On 29 September 2013, Barracciu won the centre-left coalition primary election in the first round ahead of the 2014 Sardinian regional election with 44.3% of the vote and 22,808 preferences. On 30 December 2013, after some pressure from members of her party, she renounced to participate in the electoral competition, as she was investigated in the investigation into the expenses abuse of funds to regional groups, and was therefore replaced by economist Francesco Pigliaru, later elected president of Sardinia.

On 28 February 2014, Barracciu was appointed Undersecretary of State at the Ministry of Cultural Heritage and Activities and Tourism led by the minister Dario Franceschini, resigning as MEP, ratified on 11 March 2014. Her appointment caused serious perplexity as Matteo Renzi himself, at the time new secretary of PD, asked Barracciu to renounce the race as a centre-left coalition candidate for the presidency of Sardinia despite the victory in the primary, two months from the vote, because investigated for the use of regional funds. Renzi and the Minister of Reforms Maria Elena Boschi defended the appointment of Barracciu, and other undersecretaries under investigation, reiterating that the guarantee notice should not be judged as a definitive sentence.

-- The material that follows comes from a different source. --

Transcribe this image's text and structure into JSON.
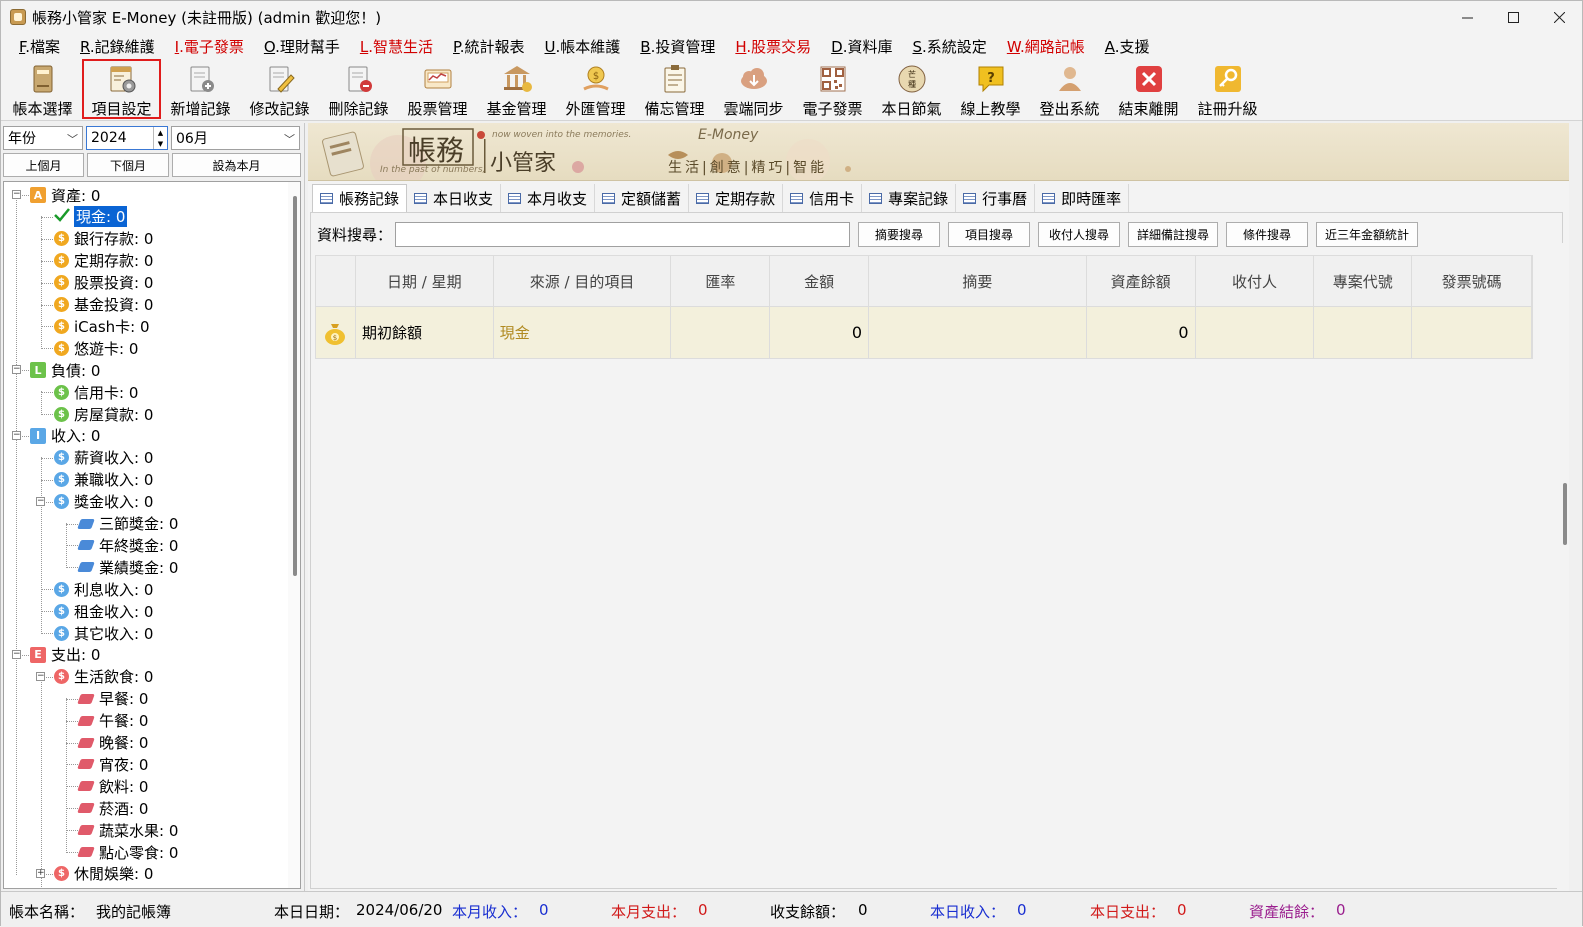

In 2015, Barracciu ran for city councilor in Sorgono in support of the mayoral candidate Vincenzo Rodi and his list A Future for Sorgono. The list was not successful, as the left-wing civic list candidate and CGIL trade unionist Giovanni Arru was elected mayor, and his Unita Mente list obtained 68% (789 votes), surpassing Rodi stopped at 33% with 372 votes; with 88 votes, Barracciu with 88 votes was the most voted on the losing list after the mayoral candidate by entering the city council.

In November 2019, Barracciu left the PD and joined new Renzi's political party Italia Viva (IV).

== Judicial proceedings ==
In September 2013, Barracciu was entered in the register of suspects together with 33 other exponents. In December 2013, Barracciu, who was the then MEP and candidate for governor was heard by the prosecutor Marco Cocco to answer for the failure to report on expenses made by the regional council group between February 2006 and January 2009, for a total of thirty-three thousand euros in mileage reimbursements for fuel.

On 21 October 2015, Barracciu was indicted on charges of having used public funds for purposes other than those envisaged, for an amount of approximately 81,000 euros, during her mandate as regional councilor of Sardinia from 2004 to 2013. Barracciu has announced her resignation as Undersecretary for Culture and Tourism of the Renzi government.

On 5 December 2017, the Court of Cagliari sentenced Barracciu to 4 years of imprisonment for aggravated embezzlement in the context of the scandal on funds destined for groups of the Regional Council of Sardinia and spent for non-institutional purposes. The total expenditure declared was around 80,000 euros. In May 2019, the Cagliari Court of Appeal sentenced her to 3 years, 3 months, and twenty days in prison.